7. Full characterization of the impact of steroids and immune suppression on cancer immunotherapy and autoimmune toxicities
The use of steroids is necessary to treat the effects of an enforced immune response after CIT as autoimmunity may occur with the break of PD/PDL1. Given the overlapping mechanisms between anti-cancer immunity and autoimmunity resulting from checkpoint inhibition, it seems likely that corticosteroids would negate the very T-cell-based mechanisms that also lead to efficacy with immunotherapy. Based on clinical data, systemic steroids can weaken the anti-cancer immune response, but it doesn’t completely abolish it. So, an even more important challenge relates to developing more effective and specific CITs that can eliminate cancer cells without generating autoimmunity or immune-mediated toxicity.
8. Maximizing personalized approaches through composite biomarkers
What is the right therapeutic approach for any specific disease given that diagnostic testing for cancer patients is not fully embedded into clinical practice? There is epidemiological evidence on the positive impact of diagnostic-based treatment on healthcare cost-effectiveness and patient quality of life favoring diagnostic-based treatment decisions (e.g., oncotype diagnostic references in breast cancer). For multiple reasons, there is a lack of information to support doctor decisions.
Unlike targeted therapies where the diagnostic is usually a genetic aberration in the target itself (e.g., Her2 amplification) which is often defined as a binary (yes or no) assay, biomarkers in CIT are commonly characterized by a gradation of associations and continuous variables as multiple different biomarker cutoffs should be applied in different indications. In clinical trials, the challenge will be in ensuring statistical rigor is applied to the biomarker hypothesis, and the use of consistent definitions of biomarkers and assays enables uniform interpretation of data across scientists and drug developers.

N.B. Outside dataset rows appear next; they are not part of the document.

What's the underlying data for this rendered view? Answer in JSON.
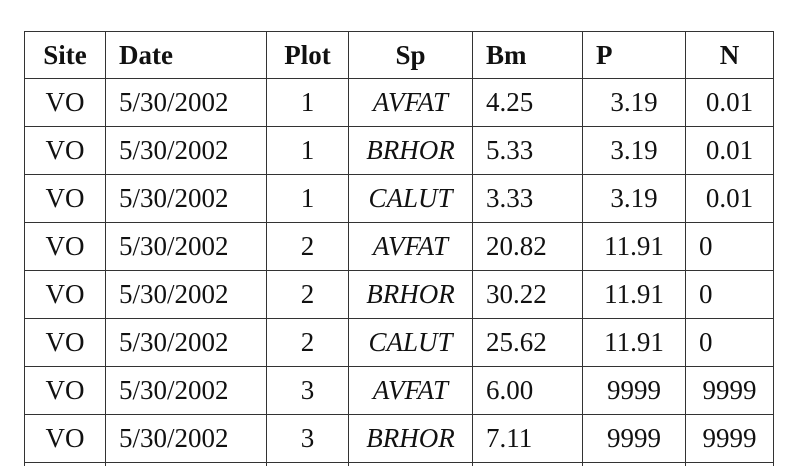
{
  "table": {
    "headers": [
      "Site",
      "Date",
      "Plot",
      "Sp",
      "Bm",
      "P",
      "N"
    ],
    "rows": [
      [
        "VO",
        "5/30/2002",
        "1",
        "AVFAT",
        "4.25",
        "3.19",
        "0.01"
      ],
      [
        "VO",
        "5/30/2002",
        "1",
        "BRHOR",
        "5.33",
        "3.19",
        "0.01"
      ],
      [
        "VO",
        "5/30/2002",
        "1",
        "CALUT",
        "3.33",
        "3.19",
        "0.01"
      ],
      [
        "VO",
        "5/30/2002",
        "2",
        "AVFAT",
        "20.82",
        "11.91",
        "0"
      ],
      [
        "VO",
        "5/30/2002",
        "2",
        "BRHOR",
        "30.22",
        "11.91",
        "0"
      ],
      [
        "VO",
        "5/30/2002",
        "2",
        "CALUT",
        "25.62",
        "11.91",
        "0"
      ],
      [
        "VO",
        "5/30/2002",
        "3",
        "AVFAT",
        "6.00",
        "9999",
        "9999"
      ],
      [
        "VO",
        "5/30/2002",
        "3",
        "BRHOR",
        "7.11",
        "9999",
        "9999"
      ]
    ]
  }
}
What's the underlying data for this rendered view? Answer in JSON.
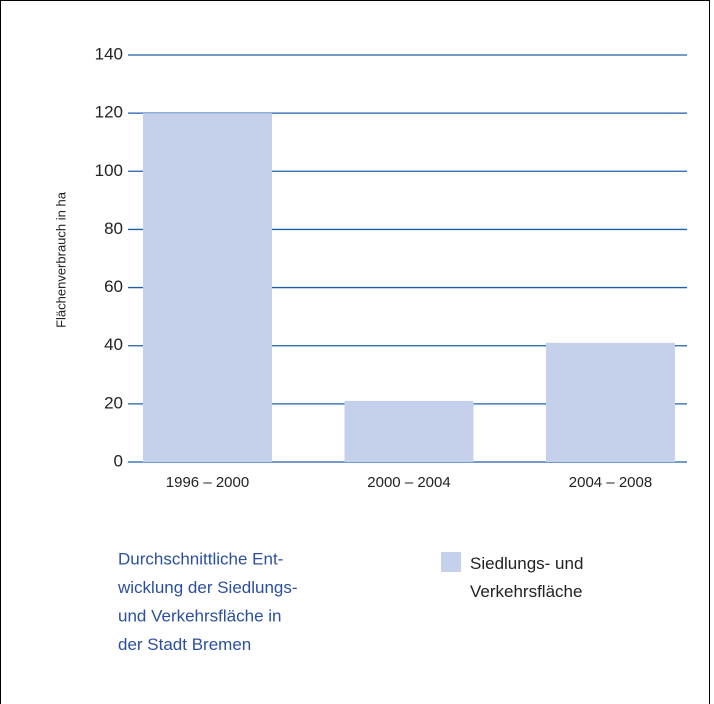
{
  "chart_data": {
    "type": "bar",
    "title": [
      "Durchschnittliche Ent-",
      "wicklung der Siedlungs-",
      "und Verkehrsfläche in",
      "der Stadt Bremen"
    ],
    "y_label": "Flächenverbrauch in ha",
    "categories": [
      "1996 – 2000",
      "2000 – 2004",
      "2004 – 2008"
    ],
    "series": [
      {
        "name": "Siedlungs- und Verkehrsfläche",
        "color": "#c5d0ea",
        "values": [
          120,
          21,
          41
        ]
      }
    ],
    "ylim": [
      0,
      140
    ],
    "yticks": [
      0,
      20,
      40,
      60,
      80,
      100,
      120,
      140
    ],
    "grid": true,
    "grid_color": "#1f5fa8"
  }
}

9. Developing improved regulatory endpoints for cancer immunology and immunotherapy
The traditional clinical trials endpoints are not designed or well-matched for the assessment of CITs, as the goal for most patients with metastatic cancer and their treating physicians has been to achieve durable response and survival with CIT. Analyses in current clinical trials are underpowered and require prolonged follow-up often lasting multiple years, making collaboration across scientists and physicians a crucial step to achieve optimization of endpoints in clinical trials.
Collaborative efforts in defining and validating better CIT endpoints have been undertaken but their validation requires large datasets and iterative modifications and ultimately may be optimized only for the therapy on which the endpoint was validated. Overall survival assessment is particularly hard as it requires patients treated on the control arm to die from their cancer to enable such assessment, therefore is impacted by control arm crossover to immunotherapy and differential time-to-benefit in each patient population. Solving this challenge will require continued collaboration across scientists to optimize CIT endpoints.
10. Optimizing long-term survival with multi-agent cancer immunotherapy combination regimens
The optimal cancer immunotherapy regimen will be “multitasking” and developing it will require a new concept of trials that combines multiple therapeutics to modulate each step necessary to generate an anticancer immune response, from reducing tumor burden, sensitizing cancer to immune therapy, driving immune infiltration, to drive long-term memory response. It will need to be adaptable to allow new drugs combinations, dosing, and schedules, as well as provide flexibility for patients to switch when needed.